Political parties, despite their popularity as socio-political movements, do not enjoy the same level of popularity (or notoriety in some cases) in the cyberspace. Whereas, the ruling Congress Party in India may very well be the world’s largest democratic party, its Internet popularity falls short of its street credence. Consider that Congress Party’s website ranks 20,615 by way of the Internet traffic in India. PTI, in comparison, is ranked 157 in Pakistan. Globally, PTI’s website is ranked at 23,432, far ahead of India’s Congress Party’ website, which is ranked at 196, 404.
In fact, PTI’s Internet success is even more spectacular if the Party’s web traffic is compared with its peers globally. PTI’s website generates more web traffic than the Democratic Party’s website in the United States, which is ranked 23,848 in the US, and 104,051 globally, lagging far behind PTI’s website whose global rank makes it the 23,432 most-frequented website in the world.
Other web-metrics also suggest that PTI’s website is able to engage visitors in a more meaningful way than the rest in Pakistan.
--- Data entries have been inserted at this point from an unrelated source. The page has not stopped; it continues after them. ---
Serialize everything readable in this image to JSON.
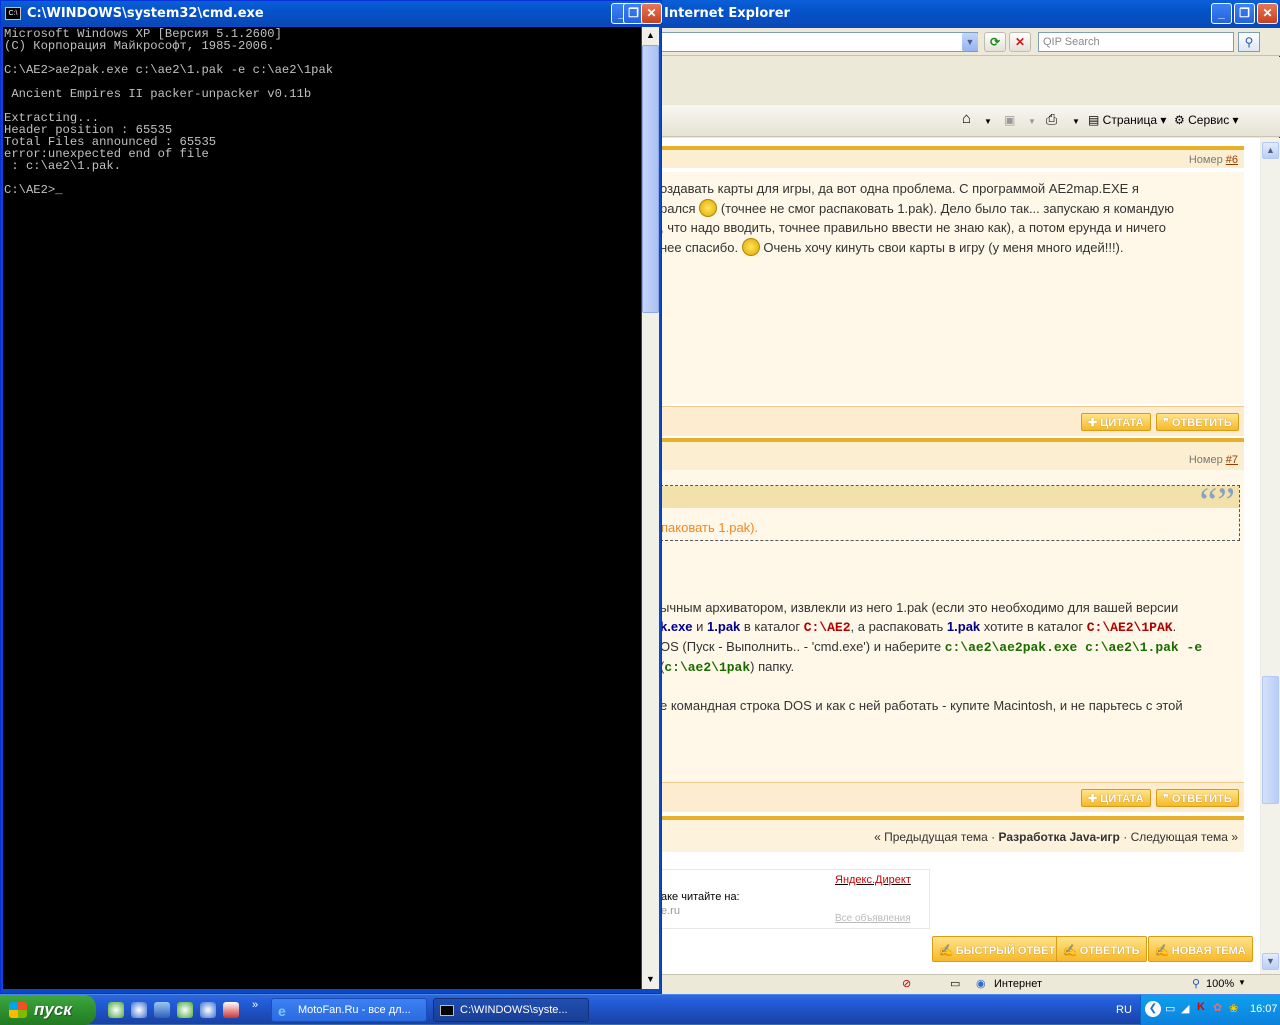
{
  "ie": {
    "title": "Internet Explorer",
    "qip_placeholder": "QIP Search",
    "commands": {
      "page": "Страница",
      "service": "Сервис"
    },
    "status_zone": "Интернет",
    "zoom": "100%"
  },
  "forum": {
    "post6": {
      "number_label": "Номер",
      "number": "#6",
      "lines": [
        "оздавать карты для игры, да вот одна проблема. С программой AE2map.EXE я",
        "рался",
        "(точнее не смог распаковать 1.pak). Дело было так... запускаю я командую",
        ", что надо вводить, точнее правильно ввести не знаю как), а потом ерунда и ничего",
        "нее спасибо.",
        "Очень хочу кинуть свои карты в игру (у меня много идей!!!)."
      ]
    },
    "post7": {
      "number_label": "Номер",
      "number": "#7",
      "quote_text": "паковать 1.pak).",
      "p1": "ычным архиватором, извлекли из него 1.pak (если это необходимо для вашей версии",
      "p2a": "k.exe",
      "p2b": " и ",
      "p2c": "1.pak",
      "p2d": " в каталог ",
      "p2e": "C:\\AE2",
      "p2f": ", а распаковать ",
      "p2g": "1.pak",
      "p2h": " хотите в каталог ",
      "p2i": "C:\\AE2\\1PAK",
      "p2j": ".",
      "p3a": "OS (Пуск - Выполнить.. - 'cmd.exe') и наберите ",
      "p3b": "c:\\ae2\\ae2pak.exe c:\\ae2\\1.pak -e",
      "p4a": "(",
      "p4b": "c:\\ae2\\1pak",
      "p4c": ") папку.",
      "p5": "е командная строка DOS и как с ней работать - купите Macintosh, и не парьтесь с этой"
    },
    "quote_btn": "ЦИТАТА",
    "reply_btn": "ОТВЕТИТЬ",
    "nav_prev": "« Предыдущая тема",
    "nav_sep": "·",
    "nav_current": "Разработка Java-игр",
    "nav_next": "Следующая тема »",
    "ad_title": "Яндекс.Директ",
    "ad_text": "аке читайте на:",
    "ad_link": "e.ru",
    "ad_all": "Все объявления",
    "btn_quick": "БЫСТРЫЙ ОТВЕТ",
    "btn_reply": "ОТВЕТИТЬ",
    "btn_new": "НОВАЯ ТЕМА"
  },
  "cmd": {
    "title": "C:\\WINDOWS\\system32\\cmd.exe",
    "icon_text": "C:\\",
    "output": "Microsoft Windows XP [Версия 5.1.2600]\n(С) Корпорация Майкрософт, 1985-2006.\n\nC:\\AE2>ae2pak.exe c:\\ae2\\1.pak -e c:\\ae2\\1pak\n\n Ancient Empires II packer-unpacker v0.11b\n\nExtracting...\nHeader position : 65535\nTotal Files announced : 65535\nerror:unexpected end of file\n : c:\\ae2\\1.pak.\n\nC:\\AE2>_"
  },
  "taskbar": {
    "start": "пуск",
    "tasks": [
      {
        "label": "MotoFan.Ru - все дл..."
      },
      {
        "label": "C:\\WINDOWS\\syste..."
      }
    ],
    "lang": "RU",
    "time": "16:07",
    "ql_more": "»"
  }
}
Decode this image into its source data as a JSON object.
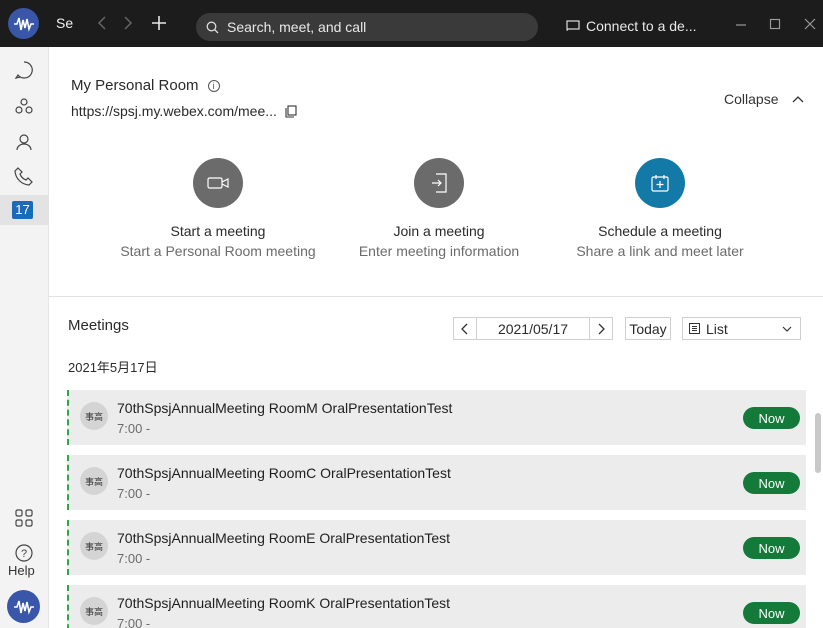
{
  "topbar": {
    "tab_label": "Se",
    "search_placeholder": "Search, meet, and call",
    "connect_label": "Connect to a de..."
  },
  "rail": {
    "calendar_day": "17",
    "help_label": "Help"
  },
  "room": {
    "title": "My Personal Room",
    "url": "https://spsj.my.webex.com/mee...",
    "collapse_label": "Collapse",
    "actions": [
      {
        "title": "Start a meeting",
        "subtitle": "Start a Personal Room meeting",
        "color": "#6b6b6b",
        "icon": "video-camera-icon"
      },
      {
        "title": "Join a meeting",
        "subtitle": "Enter meeting information",
        "color": "#6b6b6b",
        "icon": "join-door-icon"
      },
      {
        "title": "Schedule a meeting",
        "subtitle": "Share a link and meet later",
        "color": "#137aa8",
        "icon": "calendar-add-icon"
      }
    ]
  },
  "meetings": {
    "heading": "Meetings",
    "date": "2021/05/17",
    "today_label": "Today",
    "view_label": "List",
    "date_heading": "2021年5月17日",
    "items": [
      {
        "avatar": "事高",
        "title": "70thSpsjAnnualMeeting RoomM OralPresentationTest",
        "time": "7:00 -",
        "status": "Now"
      },
      {
        "avatar": "事高",
        "title": "70thSpsjAnnualMeeting RoomC OralPresentationTest",
        "time": "7:00 -",
        "status": "Now"
      },
      {
        "avatar": "事高",
        "title": "70thSpsjAnnualMeeting RoomE OralPresentationTest",
        "time": "7:00 -",
        "status": "Now"
      },
      {
        "avatar": "事高",
        "title": "70thSpsjAnnualMeeting RoomK OralPresentationTest",
        "time": "7:00 -",
        "status": "Now"
      }
    ]
  },
  "colors": {
    "topbar": "#1c1c1c",
    "accent_blue": "#137aa8",
    "now_green": "#147a3a",
    "calendar_blue": "#1d6bb7"
  }
}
Two key metrics that serve as proxy for a successful website are the average time spent by a visitor on the website and the number of distinct web-pages viewed. PTI’s website is far ahead of the rest in both metrics. On average, a visitor spends 4 minutes and 28 seconds per day on PTI’s website. The second-most attention retaining website is that of MQM where visitors on average spent 3 minutes and 28 seconds. The ruling Pakistan Peoples Party lags even behind Jamat-i-Islami’s (JI) website with an average visitor spending 2 minutes and 27 seconds.
As for the unique web pages visited by a user, again PTI’s website is far ahead with 3.68 webpage views. Jamati-Islami’s website secured the second place for this metric. Note that PPP’s website has failed to stand out for any metric reported so far.
Many have argued that Imran Khan’s PTI may be attracting web traffic from abroad, suggesting that while the Party’s website is popular, the popularity, however, may be owed to Imran Khan’s fans abroad. Unlike other politicians in Pakistan, Imran Khan indeed has a global following because of his stature as a former world-class cricketer.
Another key metric that may help resolve this issue is the percentage of web-traffic generated within Pakistan. Interestingly, 75 per cent of PTI’s web traffic is generated from within Pakistan. PPP’s website also generates 75 per cent web traffic from within Pakistan. Surprisingly, it is PML-Q’s (the former King’s Party) website that boasts the greatest share of foreign visitors to its website. The Awami National Party, a regional political entity that draws its support from the Pushtuns in Khyber Pakhtunkhwa and Balochistan, generates the highest web-traffic from within Pakistan.